Click here to see the 2022 52 Card Project gallery.
Click here to see the 2021 gallery.
This dovetailed in an interesting way with a personal Emotional Intelligence report I received this week, based on a test I took in preparation for a staff retreat. I won't go into much detail about it--it's rather personal--but as I remarked at the retreat, I had a strong emotional reaction to reading my emotional intelligence report.
Here's a graphic from the report which shows some of the emotions that the assessment is evaluating:

There were some things in my report that confirmed my understanding of myself. My emotional self-awareness, for example, was my highest score, in the leadership range. This made sense to me, given my years of therapy, my psychology degree, and my vast experience with journaling.
But other results were disconcerting and rather gave me pain and even a sense of shame. They challenged my own conception of myself.
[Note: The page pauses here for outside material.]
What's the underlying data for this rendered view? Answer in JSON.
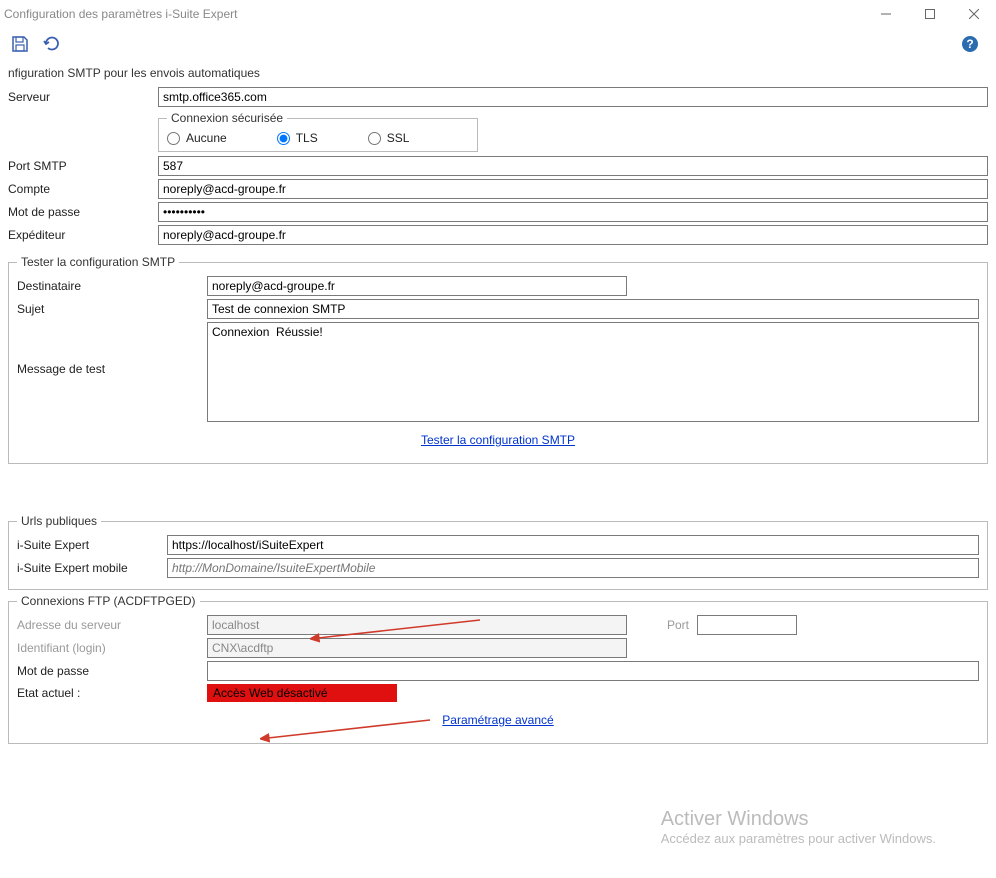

I have often struggled with my relationship with my own emotions. They have often felt like they were Entirely Too Much. For many years, for example, I would have gladly excised my periodic bouts of depression from my own personality were it possible, although I gradually did come to understand the gifts that depression can bring and no longer feel the same way. But aside from that, I regretted all the times that strong emotion (whether anger or depression or embarrassment or whatever) seemed to interfere with my wish to live a strong, dignified, happy, serene, and ethical life.
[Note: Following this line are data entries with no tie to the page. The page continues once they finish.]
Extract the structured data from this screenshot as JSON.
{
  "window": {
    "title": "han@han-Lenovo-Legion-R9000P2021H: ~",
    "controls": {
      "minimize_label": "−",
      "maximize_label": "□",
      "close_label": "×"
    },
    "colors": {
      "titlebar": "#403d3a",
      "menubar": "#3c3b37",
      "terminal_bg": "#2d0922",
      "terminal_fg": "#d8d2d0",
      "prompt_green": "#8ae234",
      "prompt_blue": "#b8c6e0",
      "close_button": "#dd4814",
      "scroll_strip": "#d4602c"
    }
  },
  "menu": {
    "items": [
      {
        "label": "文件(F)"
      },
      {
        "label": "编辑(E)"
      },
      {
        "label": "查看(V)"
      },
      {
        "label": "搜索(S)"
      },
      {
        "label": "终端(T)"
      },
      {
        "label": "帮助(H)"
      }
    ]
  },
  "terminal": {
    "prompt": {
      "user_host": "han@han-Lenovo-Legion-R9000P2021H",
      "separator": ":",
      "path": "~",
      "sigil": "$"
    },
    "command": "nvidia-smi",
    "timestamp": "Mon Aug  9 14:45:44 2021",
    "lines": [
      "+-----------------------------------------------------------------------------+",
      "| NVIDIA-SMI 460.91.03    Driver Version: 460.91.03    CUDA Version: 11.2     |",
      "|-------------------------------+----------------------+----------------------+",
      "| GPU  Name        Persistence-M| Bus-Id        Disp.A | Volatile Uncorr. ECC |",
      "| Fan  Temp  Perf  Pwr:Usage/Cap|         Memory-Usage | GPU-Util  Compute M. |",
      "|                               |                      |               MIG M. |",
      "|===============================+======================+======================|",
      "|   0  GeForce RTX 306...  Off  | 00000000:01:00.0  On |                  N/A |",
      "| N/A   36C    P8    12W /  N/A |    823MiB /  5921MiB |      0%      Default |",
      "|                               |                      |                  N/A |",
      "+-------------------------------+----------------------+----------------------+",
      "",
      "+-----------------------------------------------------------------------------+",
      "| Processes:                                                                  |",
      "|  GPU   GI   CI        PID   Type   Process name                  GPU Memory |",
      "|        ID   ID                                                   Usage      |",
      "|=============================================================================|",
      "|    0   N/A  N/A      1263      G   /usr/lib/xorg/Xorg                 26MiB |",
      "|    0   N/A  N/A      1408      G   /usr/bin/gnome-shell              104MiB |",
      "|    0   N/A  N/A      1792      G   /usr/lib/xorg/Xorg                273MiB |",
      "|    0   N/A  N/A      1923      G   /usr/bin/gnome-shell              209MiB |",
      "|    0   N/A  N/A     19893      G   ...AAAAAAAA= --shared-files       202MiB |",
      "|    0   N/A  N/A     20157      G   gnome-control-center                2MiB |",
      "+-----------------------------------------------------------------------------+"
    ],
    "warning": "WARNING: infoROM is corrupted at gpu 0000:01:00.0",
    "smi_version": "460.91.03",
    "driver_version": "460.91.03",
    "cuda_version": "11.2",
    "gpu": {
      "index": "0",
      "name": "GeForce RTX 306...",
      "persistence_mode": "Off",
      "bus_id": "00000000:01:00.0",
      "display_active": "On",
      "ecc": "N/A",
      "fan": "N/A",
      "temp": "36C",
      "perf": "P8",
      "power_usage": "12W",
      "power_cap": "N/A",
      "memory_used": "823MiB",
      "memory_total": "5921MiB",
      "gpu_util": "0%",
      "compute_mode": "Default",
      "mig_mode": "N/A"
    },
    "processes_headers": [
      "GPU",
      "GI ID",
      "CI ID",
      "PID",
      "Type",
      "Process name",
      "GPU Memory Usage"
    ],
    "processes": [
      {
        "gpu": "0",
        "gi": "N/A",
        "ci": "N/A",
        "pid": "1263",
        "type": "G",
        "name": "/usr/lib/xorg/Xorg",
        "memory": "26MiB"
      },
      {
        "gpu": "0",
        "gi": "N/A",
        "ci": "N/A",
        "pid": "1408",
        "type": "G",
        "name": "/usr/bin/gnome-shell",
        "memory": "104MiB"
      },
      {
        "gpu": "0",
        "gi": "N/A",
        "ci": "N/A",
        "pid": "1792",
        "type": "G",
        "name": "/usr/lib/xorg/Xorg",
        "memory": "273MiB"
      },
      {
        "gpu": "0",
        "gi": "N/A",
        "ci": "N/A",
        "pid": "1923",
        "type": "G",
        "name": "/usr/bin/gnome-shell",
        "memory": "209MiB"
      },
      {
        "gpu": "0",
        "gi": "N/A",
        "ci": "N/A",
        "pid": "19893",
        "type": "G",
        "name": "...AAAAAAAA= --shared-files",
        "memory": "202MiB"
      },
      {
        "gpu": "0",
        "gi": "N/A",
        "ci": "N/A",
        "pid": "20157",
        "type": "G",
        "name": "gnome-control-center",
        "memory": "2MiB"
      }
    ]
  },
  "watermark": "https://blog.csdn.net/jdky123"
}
But doesn't that get right to all the musing I have done over the years about my favorite theme in literature: choosing the heart of flesh over the heart of stone? A heart of stone, after all, feels no emotion.
I don't want that.
I do believe that self-complacency is something that must be continually challenged, and I did some thinking about how the kaleidoscope of emotions in the mood set was what the report was measuring. I thought about one of my favorite moments in Pride and Prejudice, the point on which the whole book turns, when Lizzy reads Darcy's letter. She realizes that she has allowed her emotions to mislead her, blinding herself with prejudice and that she needs to rethink everything. "Till this moment," she exclaims, "I never knew myself."
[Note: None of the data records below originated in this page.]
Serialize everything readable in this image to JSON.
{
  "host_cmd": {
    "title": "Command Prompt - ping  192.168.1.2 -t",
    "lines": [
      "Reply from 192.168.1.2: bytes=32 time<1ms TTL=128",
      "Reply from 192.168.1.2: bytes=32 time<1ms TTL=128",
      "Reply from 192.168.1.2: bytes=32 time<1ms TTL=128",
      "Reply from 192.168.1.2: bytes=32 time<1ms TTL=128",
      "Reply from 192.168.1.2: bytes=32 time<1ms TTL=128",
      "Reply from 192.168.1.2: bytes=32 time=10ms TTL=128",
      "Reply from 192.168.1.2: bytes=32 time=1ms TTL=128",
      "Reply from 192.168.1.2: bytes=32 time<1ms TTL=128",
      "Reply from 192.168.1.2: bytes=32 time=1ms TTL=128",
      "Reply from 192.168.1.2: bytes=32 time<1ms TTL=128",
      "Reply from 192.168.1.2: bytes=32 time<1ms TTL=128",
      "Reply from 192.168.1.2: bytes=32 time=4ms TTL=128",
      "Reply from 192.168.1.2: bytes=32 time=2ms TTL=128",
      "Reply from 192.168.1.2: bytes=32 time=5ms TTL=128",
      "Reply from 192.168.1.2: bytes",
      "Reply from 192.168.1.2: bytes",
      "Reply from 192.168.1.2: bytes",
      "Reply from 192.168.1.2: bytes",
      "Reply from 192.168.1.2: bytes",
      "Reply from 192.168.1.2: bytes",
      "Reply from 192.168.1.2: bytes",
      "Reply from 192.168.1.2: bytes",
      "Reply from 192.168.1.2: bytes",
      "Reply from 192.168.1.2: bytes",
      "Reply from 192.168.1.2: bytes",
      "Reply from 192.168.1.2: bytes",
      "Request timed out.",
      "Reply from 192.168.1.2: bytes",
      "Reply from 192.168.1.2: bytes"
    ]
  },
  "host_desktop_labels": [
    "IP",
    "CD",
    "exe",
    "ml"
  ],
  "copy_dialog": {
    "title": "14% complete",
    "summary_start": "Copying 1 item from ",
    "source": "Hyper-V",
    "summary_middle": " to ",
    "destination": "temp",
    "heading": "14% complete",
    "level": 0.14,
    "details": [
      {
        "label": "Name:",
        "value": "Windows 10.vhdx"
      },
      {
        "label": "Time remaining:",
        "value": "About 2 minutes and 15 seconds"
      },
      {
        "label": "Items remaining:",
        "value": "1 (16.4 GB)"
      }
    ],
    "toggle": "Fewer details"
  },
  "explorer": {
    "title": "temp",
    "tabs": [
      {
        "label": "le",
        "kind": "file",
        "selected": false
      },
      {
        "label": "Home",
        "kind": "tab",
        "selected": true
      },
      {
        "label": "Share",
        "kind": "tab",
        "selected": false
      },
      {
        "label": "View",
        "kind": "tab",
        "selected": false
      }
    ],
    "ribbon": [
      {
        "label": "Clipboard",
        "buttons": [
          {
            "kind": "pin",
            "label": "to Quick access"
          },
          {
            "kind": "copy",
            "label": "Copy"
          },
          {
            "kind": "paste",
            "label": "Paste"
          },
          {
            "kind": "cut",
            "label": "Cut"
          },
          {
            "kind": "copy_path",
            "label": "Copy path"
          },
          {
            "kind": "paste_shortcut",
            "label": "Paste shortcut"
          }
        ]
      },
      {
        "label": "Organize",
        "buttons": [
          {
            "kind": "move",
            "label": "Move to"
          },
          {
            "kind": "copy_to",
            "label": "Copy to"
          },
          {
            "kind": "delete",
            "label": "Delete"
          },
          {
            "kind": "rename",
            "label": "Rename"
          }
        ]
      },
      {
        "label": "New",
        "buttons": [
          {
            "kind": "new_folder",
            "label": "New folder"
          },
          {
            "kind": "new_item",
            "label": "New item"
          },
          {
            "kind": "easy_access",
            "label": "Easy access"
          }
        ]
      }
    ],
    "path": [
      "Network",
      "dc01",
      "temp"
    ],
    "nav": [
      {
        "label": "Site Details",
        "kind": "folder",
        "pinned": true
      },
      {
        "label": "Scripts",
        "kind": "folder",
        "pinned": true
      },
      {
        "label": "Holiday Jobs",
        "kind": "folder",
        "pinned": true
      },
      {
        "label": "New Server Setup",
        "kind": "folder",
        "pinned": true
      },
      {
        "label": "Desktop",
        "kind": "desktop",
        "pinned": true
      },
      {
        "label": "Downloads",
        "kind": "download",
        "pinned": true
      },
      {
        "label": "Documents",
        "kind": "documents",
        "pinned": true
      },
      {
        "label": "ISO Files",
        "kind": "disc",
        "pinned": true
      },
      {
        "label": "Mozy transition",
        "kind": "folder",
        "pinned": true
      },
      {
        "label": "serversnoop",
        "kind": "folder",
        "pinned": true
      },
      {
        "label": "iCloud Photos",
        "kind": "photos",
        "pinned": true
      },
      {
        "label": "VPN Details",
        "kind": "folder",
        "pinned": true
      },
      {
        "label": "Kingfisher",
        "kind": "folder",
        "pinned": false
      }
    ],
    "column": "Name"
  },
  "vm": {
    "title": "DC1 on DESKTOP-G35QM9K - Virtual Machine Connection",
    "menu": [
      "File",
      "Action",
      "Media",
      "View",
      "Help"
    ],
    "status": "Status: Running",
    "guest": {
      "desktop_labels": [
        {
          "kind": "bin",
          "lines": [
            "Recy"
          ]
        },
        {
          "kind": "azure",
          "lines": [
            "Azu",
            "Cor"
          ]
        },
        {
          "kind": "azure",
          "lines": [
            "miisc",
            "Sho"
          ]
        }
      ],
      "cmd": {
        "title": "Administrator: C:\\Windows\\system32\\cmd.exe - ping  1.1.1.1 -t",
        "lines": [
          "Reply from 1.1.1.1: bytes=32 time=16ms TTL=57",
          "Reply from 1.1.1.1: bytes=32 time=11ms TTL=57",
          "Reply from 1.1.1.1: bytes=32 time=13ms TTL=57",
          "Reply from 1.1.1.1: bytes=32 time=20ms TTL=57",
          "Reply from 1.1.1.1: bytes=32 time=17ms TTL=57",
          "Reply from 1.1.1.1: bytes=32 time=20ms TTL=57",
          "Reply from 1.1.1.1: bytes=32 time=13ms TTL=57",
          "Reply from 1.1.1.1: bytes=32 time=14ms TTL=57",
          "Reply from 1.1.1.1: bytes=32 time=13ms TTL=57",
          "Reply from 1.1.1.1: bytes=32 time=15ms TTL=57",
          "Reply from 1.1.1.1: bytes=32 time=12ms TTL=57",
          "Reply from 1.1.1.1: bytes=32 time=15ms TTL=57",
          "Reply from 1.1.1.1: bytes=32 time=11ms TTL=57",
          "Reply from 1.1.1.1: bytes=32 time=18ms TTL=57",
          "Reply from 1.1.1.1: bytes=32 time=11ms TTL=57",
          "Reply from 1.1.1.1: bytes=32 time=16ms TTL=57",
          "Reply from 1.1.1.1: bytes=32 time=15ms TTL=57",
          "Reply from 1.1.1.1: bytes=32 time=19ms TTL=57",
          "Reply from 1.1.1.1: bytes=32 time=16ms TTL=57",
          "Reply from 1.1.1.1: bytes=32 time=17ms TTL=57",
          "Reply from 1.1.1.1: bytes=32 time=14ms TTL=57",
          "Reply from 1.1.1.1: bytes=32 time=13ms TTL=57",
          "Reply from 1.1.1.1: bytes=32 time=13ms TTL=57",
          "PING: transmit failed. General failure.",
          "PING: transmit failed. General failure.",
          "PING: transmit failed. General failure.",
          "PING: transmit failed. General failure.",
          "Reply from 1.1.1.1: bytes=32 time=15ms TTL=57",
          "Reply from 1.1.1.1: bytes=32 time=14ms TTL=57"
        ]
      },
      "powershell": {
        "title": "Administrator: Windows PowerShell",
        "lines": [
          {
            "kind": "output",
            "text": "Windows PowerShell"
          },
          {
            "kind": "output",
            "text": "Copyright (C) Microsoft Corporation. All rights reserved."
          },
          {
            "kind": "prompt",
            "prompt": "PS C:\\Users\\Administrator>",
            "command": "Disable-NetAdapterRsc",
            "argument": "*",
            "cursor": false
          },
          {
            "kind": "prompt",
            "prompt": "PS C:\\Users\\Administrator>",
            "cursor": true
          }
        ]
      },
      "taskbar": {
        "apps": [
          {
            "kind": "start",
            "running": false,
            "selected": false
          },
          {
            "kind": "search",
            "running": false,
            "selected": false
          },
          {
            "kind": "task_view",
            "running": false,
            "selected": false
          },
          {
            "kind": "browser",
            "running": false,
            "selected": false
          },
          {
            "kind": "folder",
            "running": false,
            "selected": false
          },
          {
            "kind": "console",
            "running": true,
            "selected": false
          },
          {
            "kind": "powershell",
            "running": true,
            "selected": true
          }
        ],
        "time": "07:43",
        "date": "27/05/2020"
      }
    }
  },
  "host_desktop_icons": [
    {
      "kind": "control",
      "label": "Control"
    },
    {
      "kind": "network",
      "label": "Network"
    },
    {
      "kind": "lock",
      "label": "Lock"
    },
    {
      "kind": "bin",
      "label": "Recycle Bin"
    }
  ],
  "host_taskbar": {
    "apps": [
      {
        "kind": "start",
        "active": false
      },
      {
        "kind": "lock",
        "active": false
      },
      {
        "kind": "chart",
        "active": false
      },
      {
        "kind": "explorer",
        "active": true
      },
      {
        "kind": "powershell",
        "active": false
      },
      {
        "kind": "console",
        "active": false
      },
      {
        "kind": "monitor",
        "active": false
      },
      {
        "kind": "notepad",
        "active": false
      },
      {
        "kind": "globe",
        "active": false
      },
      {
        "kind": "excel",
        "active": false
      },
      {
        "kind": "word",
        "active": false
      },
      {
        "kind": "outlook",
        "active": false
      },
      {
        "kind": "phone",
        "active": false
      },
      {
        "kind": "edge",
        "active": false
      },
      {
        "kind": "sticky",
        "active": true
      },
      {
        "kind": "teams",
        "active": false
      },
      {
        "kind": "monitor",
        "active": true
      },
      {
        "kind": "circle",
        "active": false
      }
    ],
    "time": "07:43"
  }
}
Both Lizzy and Darcy take their painful self-knowledge, and their new insight into their own emotions, and use it to earnestly work at improving their own characters. Only due to their willingness to do the necessary inner work do they eventually find their way to their happy ending together.
Image description: Background: various Jane Austen Pride and Prejudice quotations: Hope was over, entirely over / I do not know when I have been more shocked / I am excessively diverted / I did not think Caroline in spirits / I am sure Jane will die of a broken heart / I was ready to die of laughter / My dear, do not give way to such gloomy thoughts / I was never more annoyed / Have a little compassion on my poor nerves! / what delight! What felicity. Center: An Emotional Intelligence wheel. Overlay, center, semi-transparent: Till this moment, I never knew myself.